Pretenden mejorar la calidad de la educación superior al mismo tiempo que llegan al punto de tratarla como cualquier servicio público, entendiéndose que puede ser prestado tanto por el estado como por particulares. Dicen que desean mejorar la cobertura y las condiciones de permanencia y acceso a la educación superior, cuando en realidad lo que esconden es la pretensión de colocar a las Universidades Públicas en una carrera de lobos para competir por pingües beneficios, enmarcados en recursos adicionales por la generación de cupos a la demanda.
 
Como ya se mencionó uno de los objetivos del proyecto (4) es orientar la oferta académica a las demandas sociales, lo que implica sembrar en la juventud la plaga del facilismo, pues muchos verán en una formación técnica o tecnológica una opción de progreso y de mejoramiento de la calidad de vida. Al orientar la oferta académica hacia este contexto se está dejando de lado un amplio sector de la academia, que aunque no responde a unas demandas del mercado, es imprescindible en una sociedad que debe construir un verdadero proyecto de país.
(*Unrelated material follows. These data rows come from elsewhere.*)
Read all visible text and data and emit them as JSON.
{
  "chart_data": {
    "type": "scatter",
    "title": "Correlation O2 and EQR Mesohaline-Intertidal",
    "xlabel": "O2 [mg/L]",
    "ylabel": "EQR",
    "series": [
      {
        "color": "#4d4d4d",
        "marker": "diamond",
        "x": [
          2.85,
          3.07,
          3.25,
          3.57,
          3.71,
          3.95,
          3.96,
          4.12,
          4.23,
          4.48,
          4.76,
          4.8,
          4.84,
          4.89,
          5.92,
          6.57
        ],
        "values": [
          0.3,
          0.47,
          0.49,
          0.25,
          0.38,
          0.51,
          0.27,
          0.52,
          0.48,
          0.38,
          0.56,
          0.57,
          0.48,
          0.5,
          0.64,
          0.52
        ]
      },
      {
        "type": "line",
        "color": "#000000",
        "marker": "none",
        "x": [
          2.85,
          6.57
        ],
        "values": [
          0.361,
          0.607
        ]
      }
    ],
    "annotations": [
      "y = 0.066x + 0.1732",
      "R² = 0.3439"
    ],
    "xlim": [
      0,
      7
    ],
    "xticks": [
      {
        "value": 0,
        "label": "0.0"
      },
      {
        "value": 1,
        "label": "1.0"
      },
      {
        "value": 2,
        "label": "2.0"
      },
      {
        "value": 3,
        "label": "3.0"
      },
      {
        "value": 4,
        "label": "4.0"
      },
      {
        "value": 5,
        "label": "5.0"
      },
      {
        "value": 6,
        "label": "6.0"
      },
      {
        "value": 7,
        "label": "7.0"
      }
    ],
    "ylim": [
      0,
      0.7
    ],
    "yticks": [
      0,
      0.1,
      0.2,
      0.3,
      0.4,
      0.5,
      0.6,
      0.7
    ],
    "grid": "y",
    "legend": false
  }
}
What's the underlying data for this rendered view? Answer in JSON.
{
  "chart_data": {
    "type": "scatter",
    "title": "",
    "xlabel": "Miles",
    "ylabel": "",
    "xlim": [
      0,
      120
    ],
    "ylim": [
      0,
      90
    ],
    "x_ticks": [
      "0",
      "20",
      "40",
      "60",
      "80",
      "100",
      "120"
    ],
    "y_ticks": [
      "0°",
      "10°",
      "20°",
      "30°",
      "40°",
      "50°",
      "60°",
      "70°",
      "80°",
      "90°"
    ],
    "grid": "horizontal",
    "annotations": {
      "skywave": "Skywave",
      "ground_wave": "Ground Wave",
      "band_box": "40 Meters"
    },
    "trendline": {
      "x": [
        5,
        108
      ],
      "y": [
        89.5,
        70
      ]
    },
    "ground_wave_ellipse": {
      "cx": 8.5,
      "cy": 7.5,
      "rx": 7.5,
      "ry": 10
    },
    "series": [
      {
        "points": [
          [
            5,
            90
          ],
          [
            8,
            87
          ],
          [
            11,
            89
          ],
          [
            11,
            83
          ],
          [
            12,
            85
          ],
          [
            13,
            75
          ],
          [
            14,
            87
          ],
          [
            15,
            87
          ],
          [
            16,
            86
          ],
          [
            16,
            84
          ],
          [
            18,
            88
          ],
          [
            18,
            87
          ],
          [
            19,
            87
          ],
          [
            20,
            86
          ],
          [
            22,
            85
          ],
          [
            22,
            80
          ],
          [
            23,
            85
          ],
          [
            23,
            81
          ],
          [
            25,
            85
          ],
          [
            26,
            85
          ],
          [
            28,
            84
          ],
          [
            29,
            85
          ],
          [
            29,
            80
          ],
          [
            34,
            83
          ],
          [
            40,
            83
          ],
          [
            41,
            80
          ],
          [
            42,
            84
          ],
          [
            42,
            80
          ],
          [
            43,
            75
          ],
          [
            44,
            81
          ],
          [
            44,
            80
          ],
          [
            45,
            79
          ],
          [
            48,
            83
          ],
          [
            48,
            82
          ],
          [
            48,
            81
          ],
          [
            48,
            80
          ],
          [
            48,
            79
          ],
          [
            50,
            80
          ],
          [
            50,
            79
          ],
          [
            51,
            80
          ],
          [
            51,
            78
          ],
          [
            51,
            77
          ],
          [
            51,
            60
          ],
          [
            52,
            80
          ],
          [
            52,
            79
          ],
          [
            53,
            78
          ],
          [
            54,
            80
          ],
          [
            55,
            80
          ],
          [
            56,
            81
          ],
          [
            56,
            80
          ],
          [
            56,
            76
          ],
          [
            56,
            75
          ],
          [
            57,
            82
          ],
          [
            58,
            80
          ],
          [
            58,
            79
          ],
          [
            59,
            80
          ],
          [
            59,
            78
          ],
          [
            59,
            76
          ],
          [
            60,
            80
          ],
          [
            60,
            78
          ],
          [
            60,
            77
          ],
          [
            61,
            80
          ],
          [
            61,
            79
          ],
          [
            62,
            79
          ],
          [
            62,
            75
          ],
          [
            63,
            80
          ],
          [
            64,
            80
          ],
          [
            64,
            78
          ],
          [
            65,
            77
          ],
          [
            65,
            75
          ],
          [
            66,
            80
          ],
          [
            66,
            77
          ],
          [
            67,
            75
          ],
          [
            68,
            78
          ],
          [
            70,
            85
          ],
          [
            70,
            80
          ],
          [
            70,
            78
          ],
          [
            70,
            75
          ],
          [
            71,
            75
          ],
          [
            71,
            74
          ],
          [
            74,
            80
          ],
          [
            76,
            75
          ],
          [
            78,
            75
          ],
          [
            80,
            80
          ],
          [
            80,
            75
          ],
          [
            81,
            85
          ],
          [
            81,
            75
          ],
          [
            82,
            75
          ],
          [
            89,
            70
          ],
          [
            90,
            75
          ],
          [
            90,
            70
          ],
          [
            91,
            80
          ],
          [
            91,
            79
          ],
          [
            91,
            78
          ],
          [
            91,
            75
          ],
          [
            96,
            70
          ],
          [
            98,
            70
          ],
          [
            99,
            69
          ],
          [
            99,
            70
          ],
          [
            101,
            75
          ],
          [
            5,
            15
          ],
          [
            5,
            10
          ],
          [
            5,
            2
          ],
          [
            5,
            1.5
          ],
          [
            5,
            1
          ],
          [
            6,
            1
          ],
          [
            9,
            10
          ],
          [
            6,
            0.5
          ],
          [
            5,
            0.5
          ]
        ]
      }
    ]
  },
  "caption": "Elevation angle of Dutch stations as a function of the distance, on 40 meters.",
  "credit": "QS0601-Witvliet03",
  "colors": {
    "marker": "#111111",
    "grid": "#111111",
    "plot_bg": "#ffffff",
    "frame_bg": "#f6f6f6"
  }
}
Nos referimos al sector humanista, que será reestructurado –en el mejor de los casos- para responder a problemas de la vida laboral y no a la discusión académica y la proposición de alternativas para el desarrollo humano como le corresponde. Finalmente recordamos a la comunidad universitaria que la educación debe de ser con calidad para todas las personas sin importar su condición económica, social o racial.
 
Un pueblo sin educación es un pueblo que no está en las capacidades de transformar su realidad, y por lo tanto será un pueblo que seguirá alimentando el deseo de los ricos de amasar grandes sumas de capital para unos pocos.
 
El Movimiento Juvenil Bolivariano por la Nueva Colombia, invita a los estudiantes, docentes y directivos de la UTP a construir desde la academia la sociedad que transforme las condiciones de vida actuales. Una sociedad crítica y autocrítica, respetuosa, consciente, propositiva, educada en la solidaridad y orgullosa de estar enriquecida por la heterogeneidad de sus integrantes.